Auszug aus der Bekanntmachung der Vergabe- und Vertragsordnung für Bauleistungen Teil A (VOB/A) . Ausgabe 2019
Nach formaler Prüfung der eingereichten Angebote trifft sich eine Jury, die anhand der erarbeiteten Wertungskriterien eine Zuschlagsempfehlung erarbeitet. Die Jury setzt sich hier in Görlitz aus Fachkollegen der Verwaltung, Pädagogen der offenen Kinder- und Jugendarbeit, Eltern, Bürgerräten und Stadtratsmitgliedern zusammen. Die personelle Besetzung der Jury wechselt entsprechend der Projekte regelmäßig. Die eingereichten Arbeiten werden in anonymisierter Form den Jurymitgliedern anhand der im Verfahren geforderten Unterlagen, wie Entwurfsdarstellungen, Schnitte, Modelle, verbale Beschreibungen u.a. vorgestellt. Im Anschluss erfolgt eine individuelle Bewertung durch jedes Jurymitglied anhand einer erarbeiteten Matrix. Die einzelnen Kriterien sind zum besseren Verständnis mit Unterkriterien versehen und anhand der vorgegebenen Wichtung mit Punkten zu bewerten. Um Transparenz und Nachvollziehbarkeit der Bewertung zu ermöglichen, ist mit der jeweiligen Punktvergabe auch eine verbale Begründungen ausdrücklich erwünscht.

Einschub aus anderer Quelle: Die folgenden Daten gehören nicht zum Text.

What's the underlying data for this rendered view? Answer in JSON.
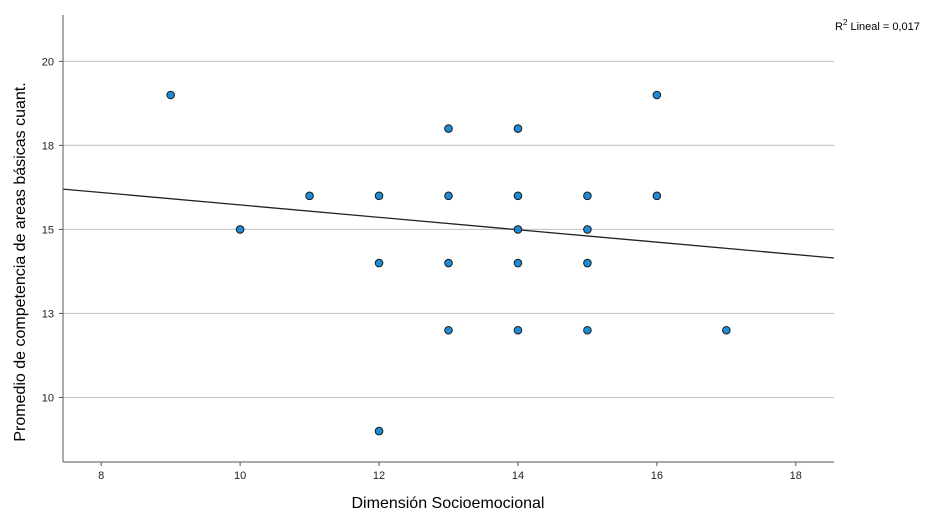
{
  "chart_data": {
    "type": "scatter",
    "title": "",
    "xlabel": "Dimensión Socioemocional",
    "ylabel": "Promedio de competencia de areas básicas cuant.",
    "xlim": [
      7.45,
      18.55
    ],
    "ylim": [
      8.08,
      21.38
    ],
    "x_ticks": [
      8,
      10,
      12,
      14,
      16,
      18
    ],
    "x_tick_labels": [
      "8",
      "10",
      "12",
      "14",
      "16",
      "18"
    ],
    "y_ticks": [
      10,
      12.5,
      15,
      17.5,
      20
    ],
    "y_tick_labels": [
      "10",
      "13",
      "15",
      "18",
      "20"
    ],
    "grid": "horizontal",
    "points": [
      {
        "x": 9,
        "y": 19
      },
      {
        "x": 10,
        "y": 15
      },
      {
        "x": 11,
        "y": 16
      },
      {
        "x": 12,
        "y": 16
      },
      {
        "x": 12,
        "y": 14
      },
      {
        "x": 12,
        "y": 9
      },
      {
        "x": 13,
        "y": 18
      },
      {
        "x": 13,
        "y": 16
      },
      {
        "x": 13,
        "y": 14
      },
      {
        "x": 13,
        "y": 12
      },
      {
        "x": 14,
        "y": 18
      },
      {
        "x": 14,
        "y": 16
      },
      {
        "x": 14,
        "y": 15
      },
      {
        "x": 14,
        "y": 14
      },
      {
        "x": 14,
        "y": 12
      },
      {
        "x": 15,
        "y": 16
      },
      {
        "x": 15,
        "y": 15
      },
      {
        "x": 15,
        "y": 14
      },
      {
        "x": 15,
        "y": 12
      },
      {
        "x": 16,
        "y": 19
      },
      {
        "x": 16,
        "y": 16
      },
      {
        "x": 17,
        "y": 12
      }
    ],
    "fit_line": {
      "type": "linear",
      "x": [
        7.45,
        18.55
      ],
      "y": [
        16.2,
        14.15
      ]
    },
    "r2_label": "R² Lineal = 0,017",
    "colors": {
      "point_fill": "#1f8ad6",
      "point_stroke": "#1a1a1a",
      "grid": "#c8c8c8",
      "axis": "#555555",
      "fit_line": "#222222"
    }
  }
}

Der Bieter, welcher im Ergebnis der ausgewerteten Bewertung bestmöglich die Zuschlagskriterien erfüllt und die höchste Gesamtpunktzahl erzielt, hat für den Auftraggeber in diesem Verfahren das wirtschaftlichste Angebot eingereicht und erhält den Zuschlag für den Spielplatzbau.
Anhand folgender Zuschlagskriterien kann das wirtschaftlichste Angebot durch eine Jury ermittelt werden.
Signalwirkung durch Farbakzente und/ oder Baugröße
Formgebung (kantig-schief oder streng formal)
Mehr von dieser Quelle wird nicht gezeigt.